MUSIQUE : Christmas Lights, interprété par Coldplay

Priya

Mal de crâne à la con.

La tête totalement dans les vapes, ce n'est pas une fois ni deux que mon corps s'est retourné au milieu des draps. Ceux-ci froissés et ramenés en boule à mes pieds me narguent et me rappellent à quel point ma nuit a été brève et éprouvante. Ils prennent un malin plaisir à me signaler que personne n'était présent dans ce lit double bien trop grand, pour réchauffer mon cœur meurtri. Mon pauvre petit palpitant qui bat au ralenti sous une poitrine agitée par les sanglots.

Ma conscience me chantonne : « Tu l'as bien mérité, pauvre idiote ! », mais d'un autre, elle me souffle qu'un pareil tour ne peut être qu'orchestré par un individu dénué de tout sentiment humain. Oser sortir une telle déclaration à table alors que nos amis et nos familles sont conviés, sans même m'en toucher un mot au préalable ?! Pour le coup, si me blesser était son but, on peut en conclure que le joueur sans cœur l'a atteint avec brio. Je suis détruite.

D'ailleurs, l'apparence que je renvoie est assez éloquente à en juger le reflet dans le miroir de la salle de bain. Aussitôt après avoir déclaré ses quatre vérités à Lucien, je m'y suis enfermée afin d'éviter son regard... et surtout pour pleurer tout mon soûl. C'est uniquement sa faute si des sauts de larmes ont été déversés !

Hier, il n'était plus lui-même. Ce n'était pas la personne dont j'étais tombée follement amoureuse. Celle avec laquelle je m'étais liée d'amitié avant de me laisser aller à une douce reddition. À l'autre bout de la table, elle suscitait tout sauf l'envie de capituler à l'océan de ses yeux. Ces derniers convertis en une glace antarctique m'ont sciemment évitée tout du long de sa tirade. Ils n'ont pas pris la peine d'évaluer les dégâts. Et dire que les dégâts sont matériels seraient un euphémisme...
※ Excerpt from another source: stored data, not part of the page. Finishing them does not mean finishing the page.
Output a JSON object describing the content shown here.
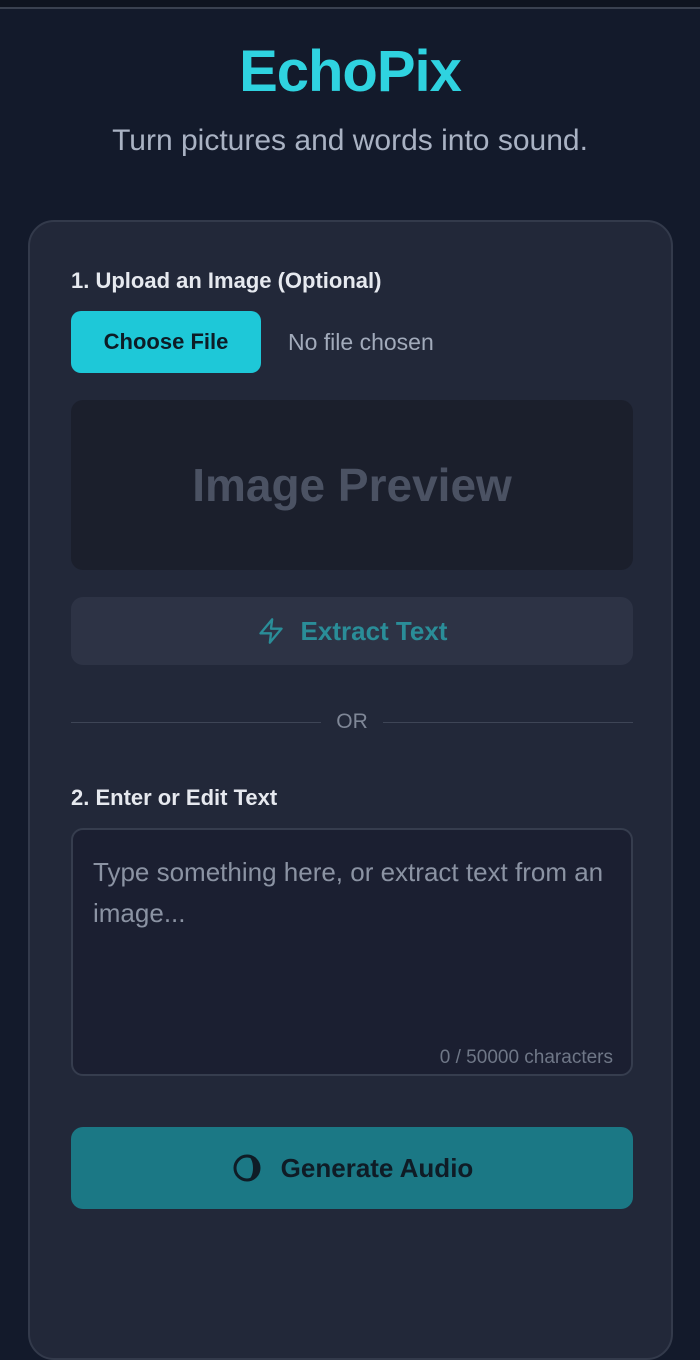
{
  "app": {
    "title": "EchoPix",
    "subtitle": "Turn pictures and words into sound."
  },
  "upload": {
    "label": "1. Upload an Image (Optional)",
    "choose_button": "Choose File",
    "file_status": "No file chosen",
    "preview_placeholder": "Image Preview"
  },
  "extract": {
    "icon": "lightning-icon",
    "label": "Extract Text"
  },
  "divider": {
    "text": "OR"
  },
  "text_input": {
    "label": "2. Enter or Edit Text",
    "value": "",
    "placeholder": "Type something here, or extract text from an image...",
    "char_count": "0 / 50000 characters"
  },
  "generate": {
    "icon": "loading-spinner-icon",
    "label": "Generate Audio"
  },
  "colors": {
    "background": "#131a2b",
    "accent": "#2fd3e0",
    "card": "#222839",
    "choose_button": "#1ec8d8",
    "generate_button": "#1b7885"
  }
}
Après avoir chamboulé sa mère et l'avoir fait fuir, il a manqué de briser le cœur de notre filleule. Celle-ci m'a tant peinée que j'étais aussi à deux doigts de fondre avec elle. Dans mon cou, elle n'arrêtait pas de répéter : « Je vous aime beaucoup, toi et parrain ». À l'inverse de ce que laisse présager son caractère de petit cochon mal luné, elle nous témoigne une affection infinie.

Je sais qu'à mon âge, je devrais adopter la conduite d'un adulte et confronter, mais agir comme tel est épuisant. Il y a des jours où on se dit qu'on ferait mieux de rester enseveli sous une couette de vingt centimètres d'épaisseur pour pleurer tout son soûl. Des jours qui semblent plus pénibles que d'autres et où on enverrait bouler tout le monde.

Margot m'a affirmé que c'était normal de ne pas se sentir en forme, d'avoir ses bas. Pourtant, on m'a toujours inculqué qu'il y avait pire que notre situation et qu'on devait garder la tête haute quoi qu'il advienne. Sauf que depuis la veille, je n'y arrive plus. Devant elle, les vannes ont lâché. Retenir un peu plus longtemps ce que je conservais enfoui en moi devenait trop pesant.

Ses iris grises m'ont sondé avec une compassion infinie. Jamais je n'aurais cru qu'elle était pourvue d'une telle bonté d'âme. Elle est peut-être folle, mais elle est une amie en or. Sa petite sœur a traversé une peine de cœur un an auparavant, et a eu besoin de la même oreille bienveillante. Pendant un mois, la blonde délurée l'a hébergée et a été aux petits soins pour elle. Aujourd'hui, je bénéficie de la même attention.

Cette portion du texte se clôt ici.